LeetCode #61 Rotate List

Medium

Problem

Given a linked list, rotate the list to the right by k places, where k is non-negative.

Example 1:

Input: 1->2->3->4->5->NULL, k = 2
Output: 4->5->1->2->3->NULL
Explanation:
rotate 1 steps to the right: 5->1->2->3->4->NULL
rotate 2 steps to the right: 4->5->1->2->3->NULL

Example 2:

Input: 0->1->2->NULL, k = 4
Output: 2->0->1->NULL
Explanation:
rotate 1 steps to the right: 2->0->1->NULL
rotate 2 steps to the right: 1->2->0->NULL
rotate 3 steps to the right: 0->1->2->NULL
rotate 4 steps to the right: 2->0->1->NULL

Solution

Use two pointers runner and walker. Let runner runs entire list to calculate amount of nodes, say n, in list and stop at the last node.

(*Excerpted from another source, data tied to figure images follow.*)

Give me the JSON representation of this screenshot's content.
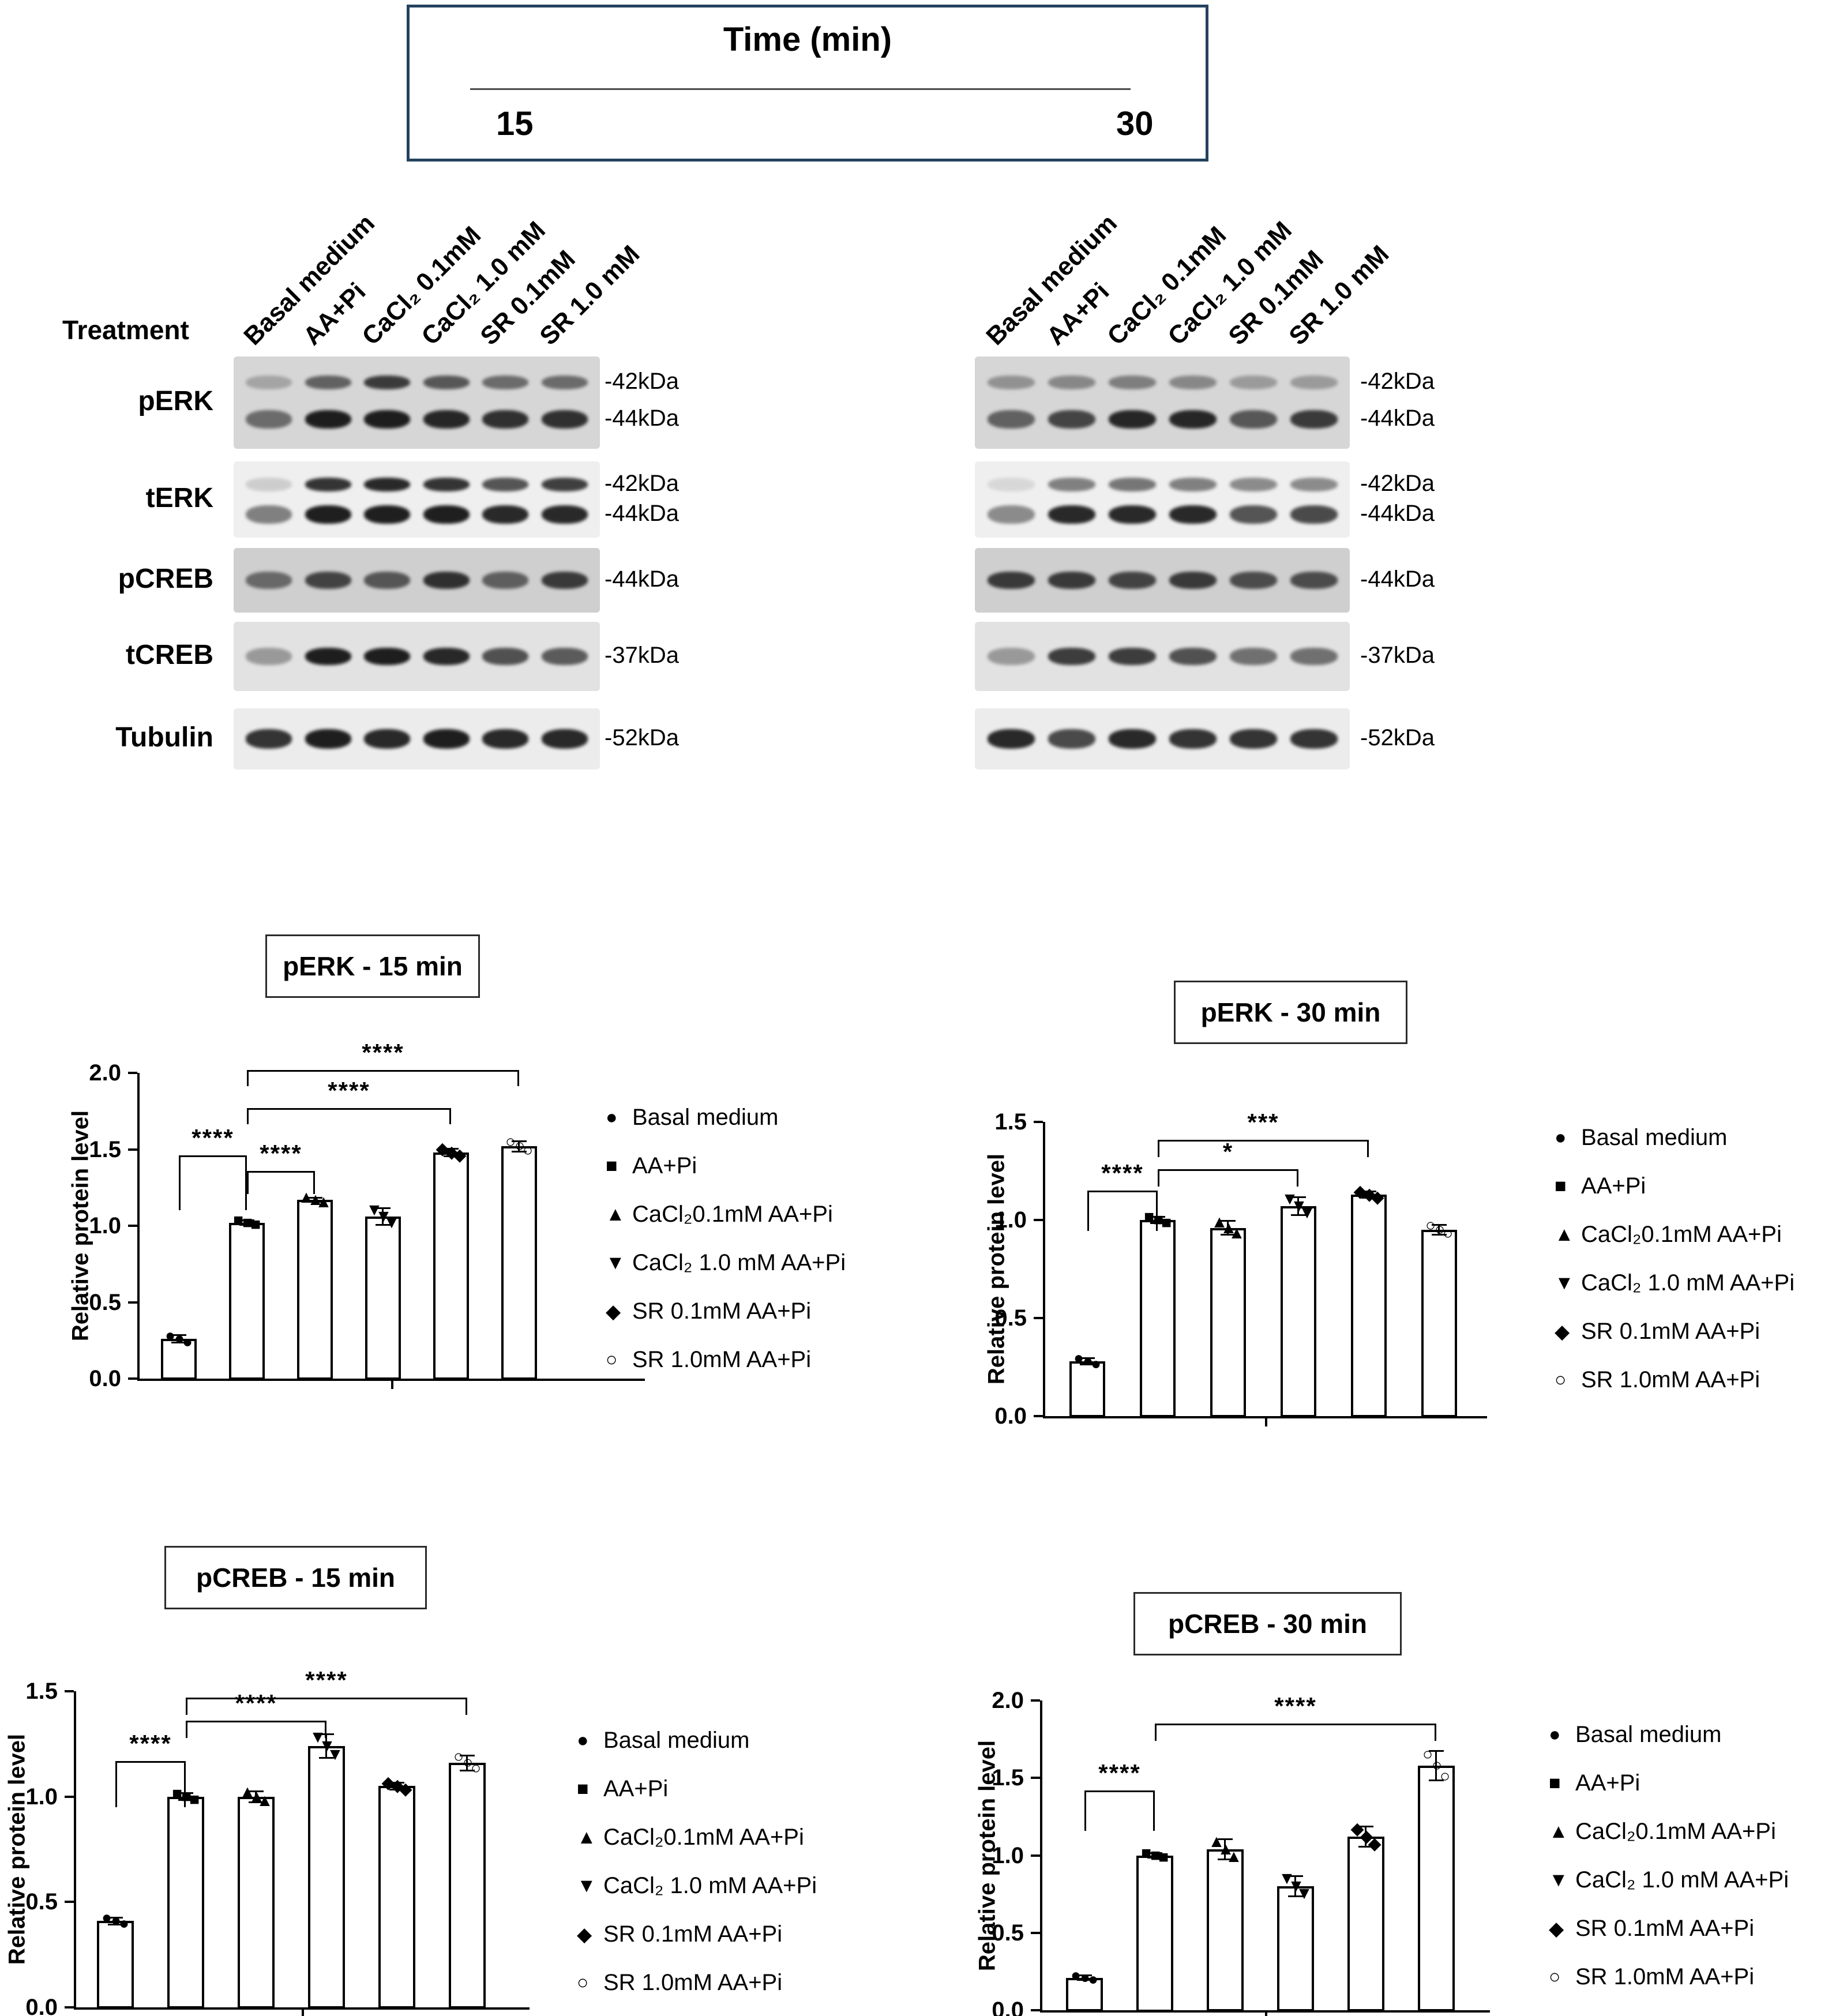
{
  "time_header": {
    "title": "Time (min)",
    "t15": "15",
    "t30": "30"
  },
  "blots": {
    "treatment_label": "Treatment",
    "treatments": [
      "Basal medium",
      "AA+Pi",
      "CaCl₂ 0.1mM",
      "CaCl₂ 1.0 mM",
      "SR 0.1mM",
      "SR 1.0 mM"
    ],
    "rows": [
      {
        "name": "pERK",
        "mw": [
          "-42kDa",
          "-44kDa"
        ]
      },
      {
        "name": "tERK",
        "mw": [
          "-42kDa",
          "-44kDa"
        ]
      },
      {
        "name": "pCREB",
        "mw": [
          "-44kDa"
        ]
      },
      {
        "name": "tCREB",
        "mw": [
          "-37kDa"
        ]
      },
      {
        "name": "Tubulin",
        "mw": [
          "-52kDa"
        ]
      }
    ],
    "panels": [
      {
        "id": "15",
        "bands": {
          "pERK": [
            [
              0.25,
              0.6,
              0.8,
              0.65,
              0.55,
              0.55
            ],
            [
              0.55,
              0.95,
              0.95,
              0.9,
              0.85,
              0.85
            ]
          ],
          "tERK": [
            [
              0.15,
              0.85,
              0.9,
              0.85,
              0.7,
              0.8
            ],
            [
              0.5,
              0.95,
              0.95,
              0.95,
              0.9,
              0.9
            ]
          ],
          "pCREB": [
            [
              0.55,
              0.75,
              0.65,
              0.85,
              0.6,
              0.8
            ]
          ],
          "tCREB": [
            [
              0.35,
              0.95,
              0.95,
              0.9,
              0.7,
              0.65
            ]
          ],
          "Tubulin": [
            [
              0.85,
              0.95,
              0.9,
              0.95,
              0.9,
              0.9
            ]
          ]
        }
      },
      {
        "id": "30",
        "bands": {
          "pERK": [
            [
              0.35,
              0.4,
              0.45,
              0.4,
              0.3,
              0.3
            ],
            [
              0.6,
              0.75,
              0.9,
              0.9,
              0.65,
              0.8
            ]
          ],
          "tERK": [
            [
              0.1,
              0.5,
              0.55,
              0.5,
              0.45,
              0.45
            ],
            [
              0.45,
              0.9,
              0.9,
              0.9,
              0.7,
              0.75
            ]
          ],
          "pCREB": [
            [
              0.8,
              0.8,
              0.75,
              0.8,
              0.7,
              0.7
            ]
          ],
          "tCREB": [
            [
              0.35,
              0.8,
              0.8,
              0.7,
              0.55,
              0.55
            ]
          ],
          "Tubulin": [
            [
              0.9,
              0.75,
              0.9,
              0.85,
              0.85,
              0.85
            ]
          ]
        }
      }
    ]
  },
  "markers": [
    "●",
    "■",
    "▲",
    "▼",
    "◆",
    "○"
  ],
  "legend_entries": [
    "Basal medium",
    "AA+Pi",
    "CaCl₂0.1mM AA+Pi",
    "CaCl₂ 1.0 mM AA+Pi",
    "SR 0.1mM AA+Pi",
    "SR 1.0mM AA+Pi"
  ],
  "chart_data": [
    {
      "id": "pERK-15",
      "type": "bar",
      "title": "pERK - 15 min",
      "ylabel": "Relative protein level",
      "ylim": [
        0,
        2.0
      ],
      "yticks": [
        "0.0",
        "0.5",
        "1.0",
        "1.5",
        "2.0"
      ],
      "categories": [
        "Basal medium",
        "AA+Pi",
        "CaCl₂0.1mM AA+Pi",
        "CaCl₂ 1.0 mM AA+Pi",
        "SR 0.1mM AA+Pi",
        "SR 1.0mM AA+Pi"
      ],
      "values": [
        0.26,
        1.02,
        1.17,
        1.06,
        1.48,
        1.52
      ],
      "errors": [
        0.03,
        0.02,
        0.02,
        0.06,
        0.03,
        0.04
      ],
      "significance": [
        {
          "from": 0,
          "to": 1,
          "label": "****",
          "y": 1.46,
          "drop": 95
        },
        {
          "from": 1,
          "to": 2,
          "label": "****",
          "y": 1.36,
          "drop": 40
        },
        {
          "from": 1,
          "to": 4,
          "label": "****",
          "y": 1.77,
          "drop": 28
        },
        {
          "from": 1,
          "to": 5,
          "label": "****",
          "y": 2.02,
          "drop": 28
        }
      ],
      "legend_position": "right"
    },
    {
      "id": "pERK-30",
      "type": "bar",
      "title": "pERK - 30 min",
      "ylabel": "Relative protein level",
      "ylim": [
        0,
        1.5
      ],
      "yticks": [
        "0.0",
        "0.5",
        "1.0",
        "1.5"
      ],
      "categories": [
        "Basal medium",
        "AA+Pi",
        "CaCl₂0.1mM AA+Pi",
        "CaCl₂ 1.0 mM AA+Pi",
        "SR 0.1mM AA+Pi",
        "SR 1.0mM AA+Pi"
      ],
      "values": [
        0.28,
        1.0,
        0.96,
        1.07,
        1.13,
        0.95
      ],
      "errors": [
        0.02,
        0.02,
        0.04,
        0.05,
        0.02,
        0.03
      ],
      "significance": [
        {
          "from": 0,
          "to": 1,
          "label": "****",
          "y": 1.15,
          "drop": 70
        },
        {
          "from": 1,
          "to": 3,
          "label": "*",
          "y": 1.26,
          "drop": 30
        },
        {
          "from": 1,
          "to": 4,
          "label": "***",
          "y": 1.41,
          "drop": 30
        }
      ],
      "legend_position": "right"
    },
    {
      "id": "pCREB-15",
      "type": "bar",
      "title": "pCREB  - 15 min",
      "ylabel": "Relative protein level",
      "ylim": [
        0,
        1.5
      ],
      "yticks": [
        "0.0",
        "0.5",
        "1.0",
        "1.5"
      ],
      "categories": [
        "Basal medium",
        "AA+Pi",
        "CaCl₂0.1mM AA+Pi",
        "CaCl₂ 1.0 mM AA+Pi",
        "SR 0.1mM AA+Pi",
        "SR 1.0mM AA+Pi"
      ],
      "values": [
        0.41,
        1.0,
        1.0,
        1.24,
        1.05,
        1.16
      ],
      "errors": [
        0.02,
        0.02,
        0.03,
        0.06,
        0.02,
        0.04
      ],
      "significance": [
        {
          "from": 0,
          "to": 1,
          "label": "****",
          "y": 1.17,
          "drop": 80
        },
        {
          "from": 1,
          "to": 3,
          "label": "****",
          "y": 1.36,
          "drop": 30
        },
        {
          "from": 1,
          "to": 5,
          "label": "****",
          "y": 1.47,
          "drop": 30
        }
      ],
      "legend_position": "right"
    },
    {
      "id": "pCREB-30",
      "type": "bar",
      "title": "pCREB  - 30 min",
      "ylabel": "Relative protein level",
      "ylim": [
        0,
        2.0
      ],
      "yticks": [
        "0.0",
        "0.5",
        "1.0",
        "1.5",
        "2.0"
      ],
      "categories": [
        "Basal medium",
        "AA+Pi",
        "CaCl₂0.1mM AA+Pi",
        "CaCl₂ 1.0 mM AA+Pi",
        "SR 0.1mM AA+Pi",
        "SR 1.0mM AA+Pi"
      ],
      "values": [
        0.21,
        1.0,
        1.04,
        0.8,
        1.12,
        1.58
      ],
      "errors": [
        0.02,
        0.02,
        0.07,
        0.07,
        0.07,
        0.1
      ],
      "significance": [
        {
          "from": 0,
          "to": 1,
          "label": "****",
          "y": 1.42,
          "drop": 70
        },
        {
          "from": 1,
          "to": 5,
          "label": "****",
          "y": 1.85,
          "drop": 30
        }
      ],
      "legend_position": "right"
    }
  ]
}
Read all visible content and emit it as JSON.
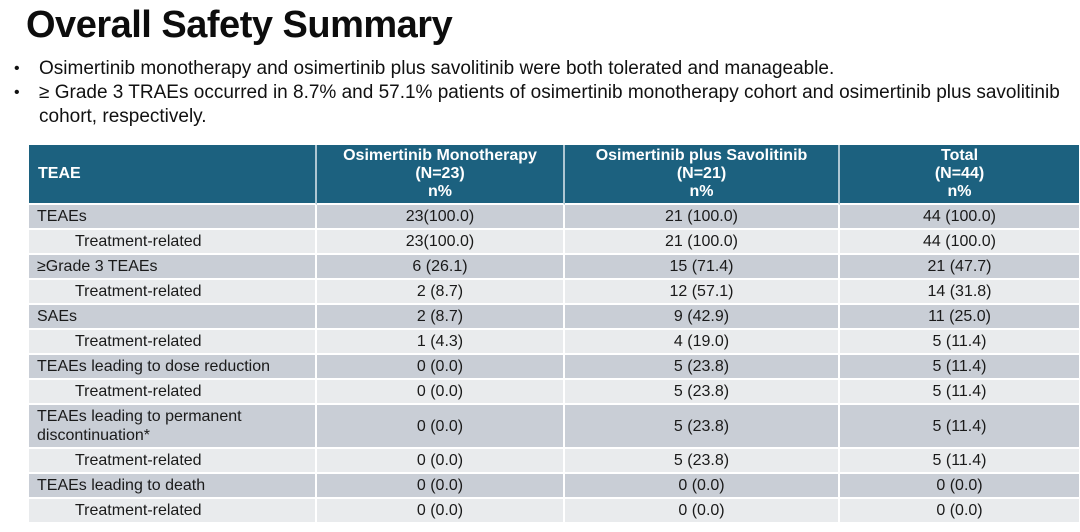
{
  "slide": {
    "title": "Overall Safety Summary",
    "bullets": [
      "Osimertinib monotherapy and osimertinib plus savolitinib were both tolerated and manageable.",
      "≥ Grade 3 TRAEs occurred in 8.7% and 57.1% patients of osimertinib monotherapy cohort and osimertinib plus savolitinib cohort, respectively."
    ]
  },
  "table": {
    "header": {
      "teae": "TEAE",
      "monotherapy": "Osimertinib Monotherapy\n(N=23)\nn%",
      "combination": "Osimertinib plus Savolitinib\n(N=21)\nn%",
      "total": "Total\n(N=44)\nn%"
    },
    "rows": [
      {
        "label": "TEAEs",
        "mono": "23(100.0)",
        "combo": "21 (100.0)",
        "total": "44 (100.0)"
      },
      {
        "label": "Treatment-related",
        "mono": "23(100.0)",
        "combo": "21 (100.0)",
        "total": "44 (100.0)"
      },
      {
        "label": "≥Grade 3 TEAEs",
        "mono": "6 (26.1)",
        "combo": "15 (71.4)",
        "total": "21 (47.7)"
      },
      {
        "label": "Treatment-related",
        "mono": "2 (8.7)",
        "combo": "12 (57.1)",
        "total": "14 (31.8)"
      },
      {
        "label": "SAEs",
        "mono": "2 (8.7)",
        "combo": "9 (42.9)",
        "total": "11 (25.0)"
      },
      {
        "label": "Treatment-related",
        "mono": "1 (4.3)",
        "combo": "4 (19.0)",
        "total": "5 (11.4)"
      },
      {
        "label": "TEAEs leading to dose reduction",
        "mono": "0 (0.0)",
        "combo": "5 (23.8)",
        "total": "5 (11.4)"
      },
      {
        "label": "Treatment-related",
        "mono": "0 (0.0)",
        "combo": "5 (23.8)",
        "total": "5 (11.4)"
      },
      {
        "label": "TEAEs leading to permanent discontinuation*",
        "mono": "0 (0.0)",
        "combo": "5 (23.8)",
        "total": "5 (11.4)"
      },
      {
        "label": "Treatment-related",
        "mono": "0 (0.0)",
        "combo": "5 (23.8)",
        "total": "5 (11.4)"
      },
      {
        "label": "TEAEs leading to death",
        "mono": "0 (0.0)",
        "combo": "0 (0.0)",
        "total": "0 (0.0)"
      },
      {
        "label": "Treatment-related",
        "mono": "0 (0.0)",
        "combo": "0 (0.0)",
        "total": "0 (0.0)"
      }
    ],
    "colors": {
      "header_bg": "#1c617f",
      "header_text": "#ffffff",
      "row_dark": "#c9ced6",
      "row_light": "#e9ebed",
      "separator": "#ffffff",
      "body_text": "#1a1a1a"
    }
  }
}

Then k % n = l for reducing unneeded move. At last, move walker to position n-l, which takes n-l-1 steps, and attach tail of list to head and reassign new head.

Complexity

runner running entire list takes O(n) time if n denotes to amount of nodes in this list. Then walker will take O(l) time. Because l = k % n, we know l will be less than n. Therefore, total time complexity is O(n+l) = O(n).

It’s trivial that it only takes O(1) extra space.